Artinya, lanjut Doni, keputusan untuk memulai sekolah atau belajar tatap muka juga dikembalikan kepada daerah, para bupati, para wali kota, dan juga gubernur, karena para pejabat itulah yang paling tahu situasi di daerah masing-masing.

Doni mengingatkan, ada sejumlah tahapan jika sekolah tatap muka kembali dilakukan di daerah zona kuning Corona.

“Beberapa daerah telah mencoba melakukan kegiatan tatap muka dalam hal prakondisi dan simulasi, kita sudah melihat daerah-daerah yang memulai ternyata tidak mudah juga, ada sekelompok orang tua murid yang ternyata juga belum mengizinkan anaknya untuk mengikuti kegiatan belajar tatap muka, walaupun sebagian dari orang tua murid mengharapkan kegiatan belajar tatap muka ini bisa berlangsung dengan baik,” ujar dia.

Doni mengatakan, selama pembelajaran jarak jauh atau pembelajaran via online, ditemukan sejumlah masalah di masyarakat. Selain itu, Doni juga menyadari bahwa pembukaan sekolah tatap muka di zona kuning juga tetap bakal menuai masalah.

“Oleh karenanya, kedua permasalahan ini harus mampu kita carikan solusi terbaik sehingga anak-anak kita harus aman dalam mengikuti kegiatan, tetapi juga anak-anak kita tetap mendapatkan kesempatan untuk mengikuti pelajaran, termasuk sejumlah orang tua yang menyampaikan kepada kami bagaimana sulitnya mengurus anak yang mereka juga bekerja sehari-hari dan juga kebetulan mungkin putra-putrinya lebih dari 1-2 orang, sehingga mengalami persoalan yang juga tidak mudah,” ujar dia.

Oleh karenanya, Doni menyebut dalam kondisi seperti sekarang ini, tidak perlu saling menyalahkan. ‘’Apa pun kebijakan yang kita lakukan pasti akan ada risikonya, ini adalah status darurat kebencanaan di bidang kesehatan dan semua masalah terjadi di seluruh bagian di dunia. Tidak ada negara satu pun yang betul-betul terbebas dari masalah COVID ini,” sambung Doni.

Di sisi lain, keputusan ini disayangkan Komisi Perlindungan Anak Indonesia (KPAI). “KPAI menyayangkan keputusan pemerintah merevisi SKB 4 menteri dengan mengizinkan pembelajaran tatap muka pada zona kuning, padahal sangat berisiko bagi anak-anak,” kata komisioner KPAI Retno Listyarti.

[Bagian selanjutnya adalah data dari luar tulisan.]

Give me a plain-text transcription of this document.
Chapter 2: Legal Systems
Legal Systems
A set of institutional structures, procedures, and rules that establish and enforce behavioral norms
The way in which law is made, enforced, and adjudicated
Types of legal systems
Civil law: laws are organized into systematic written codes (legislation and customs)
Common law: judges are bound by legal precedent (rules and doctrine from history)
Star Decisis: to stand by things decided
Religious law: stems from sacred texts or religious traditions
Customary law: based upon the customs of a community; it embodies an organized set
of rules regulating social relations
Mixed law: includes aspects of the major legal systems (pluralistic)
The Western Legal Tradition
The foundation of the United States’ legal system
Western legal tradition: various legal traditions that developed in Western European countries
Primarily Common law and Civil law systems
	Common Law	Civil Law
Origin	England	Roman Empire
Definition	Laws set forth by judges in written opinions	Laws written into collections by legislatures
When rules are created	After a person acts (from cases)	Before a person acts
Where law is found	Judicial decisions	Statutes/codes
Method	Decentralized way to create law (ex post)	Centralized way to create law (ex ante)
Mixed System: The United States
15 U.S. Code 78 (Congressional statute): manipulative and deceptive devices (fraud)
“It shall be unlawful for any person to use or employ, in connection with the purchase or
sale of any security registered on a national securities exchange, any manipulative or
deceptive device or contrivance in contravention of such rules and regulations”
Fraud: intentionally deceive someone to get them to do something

Retno mengatakan KPAI memandang hak sehat bagi anak-anak adalah prioritas pada masa pandemi virus Corona. Retno menyampaikan dampak terburuk bila anak-anak terpapar virus Corona.

“KPAI memandang bahwa hak hidup dan hak sehat bagi anak-anak adalah yang lebih utama di masa pandemi saat ini. Apalagi dokter Yogi dari IDAI dalam rapat koordinasi dengan Kemendikbud beberapa waktu lalu menyampaikan bahwa anak-anak yang terinfeksi Covid-19, ada yang mengalami kerusakan pada paru-parunya,” ujar Retno.

KPAI juga mencontohkan kasus virus Corona di sekolah yang berada di zona hijau. Terdapat satu guru dan satu operator sekolah terpapar virus Corona di salah satu sekolah di Pariaman.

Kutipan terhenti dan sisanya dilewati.